Search

Senin, 19 Oktober 2009

Membangun Kerja Intelektual Dosen



Kampus, Suara Merdeka, Sabtu, 17 Oktober 2009

Tiga tugas utama dosen sesuai dengan amanat Tri Dharma Perguruan Tinggi adalah mengajar, meneliti, dan melakukan pengabdian kepada masyarakat. Ketiganya harus dilakukan secara proporsional. Artinya, harus dikerjakan secara beriringan tanpa memprioritaskan satu tugas dan mengesampingkan tugas yang lain.

SELAMA ini, masih ada —kalau tidak mau disebut banyak— dosen yang hanya ’’hobi’’ mengajar daripada dua tugas pokok lainnya: meneliti dan melakukan pengabdian kepada masyarakat.

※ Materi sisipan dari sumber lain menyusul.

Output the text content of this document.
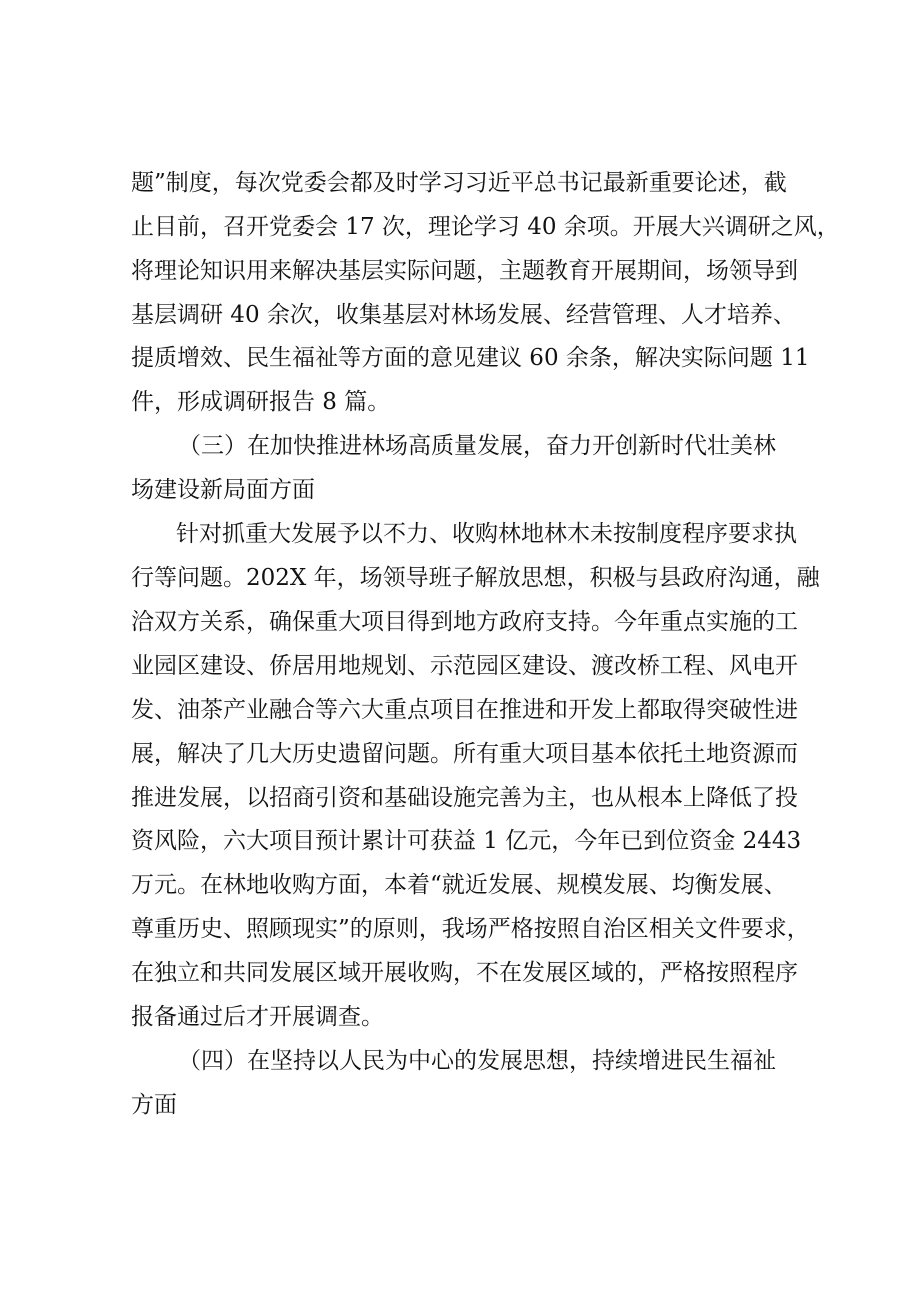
题”制度，每次党委会都及时学习习近平总书记最新重要论述，截

止目前，召开党委会 17 次，理论学习 40 余项。开展大兴调研之风，

将理论知识用来解决基层实际问题，主题教育开展期间，场领导到

基层调研 40 余次，收集基层对林场发展、经营管理、人才培养、

提质增效、民生福祉等方面的意见建议 60 余条，解决实际问题 11

件，形成调研报告 8 篇。

（三）在加快推进林场高质量发展，奋力开创新时代壮美林

场建设新局面方面

针对抓重大发展予以不力、收购林地林木未按制度程序要求执

行等问题。202X 年，场领导班子解放思想，积极与县政府沟通，融

洽双方关系，确保重大项目得到地方政府支持。今年重点实施的工

业园区建设、侨居用地规划、示范园区建设、渡改桥工程、风电开

发、油茶产业融合等六大重点项目在推进和开发上都取得突破性进

展，解决了几大历史遗留问题。所有重大项目基本依托土地资源而

推进发展，以招商引资和基础设施完善为主，也从根本上降低了投

资风险，六大项目预计累计可获益 1 亿元，今年已到位资金 2443

万元。在林地收购方面，本着“就近发展、规模发展、均衡发展、

尊重历史、照顾现实”的原则，我场严格按照自治区相关文件要求，

在独立和共同发展区域开展收购，不在发展区域的，严格按照程序

报备通过后才开展调查。

（四）在坚持以人民为中心的发展思想，持续增进民生福祉

方面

Hal ini makin dikuatkan oleh amanat Undang-undang Guru dan Dosen (UUGD) yang menyatakan, setiap dosen yang ingin mendapatkan sertifikat dan tunjangan profesi diwajibkan memenuhi persyaratan ekuivalen waktu mengajar penuh (EWMP), sebanyak 12 satuan kredit semester (SKS).

Banyaknya waktu untuk mengajar ini sudah saatnya dijadikan pemacu untuk terus berkarya. Artinya, waktu mengajar yang banyak bukan menjadi alasan untuk tidak melakukan tugas pokok yang lainnya.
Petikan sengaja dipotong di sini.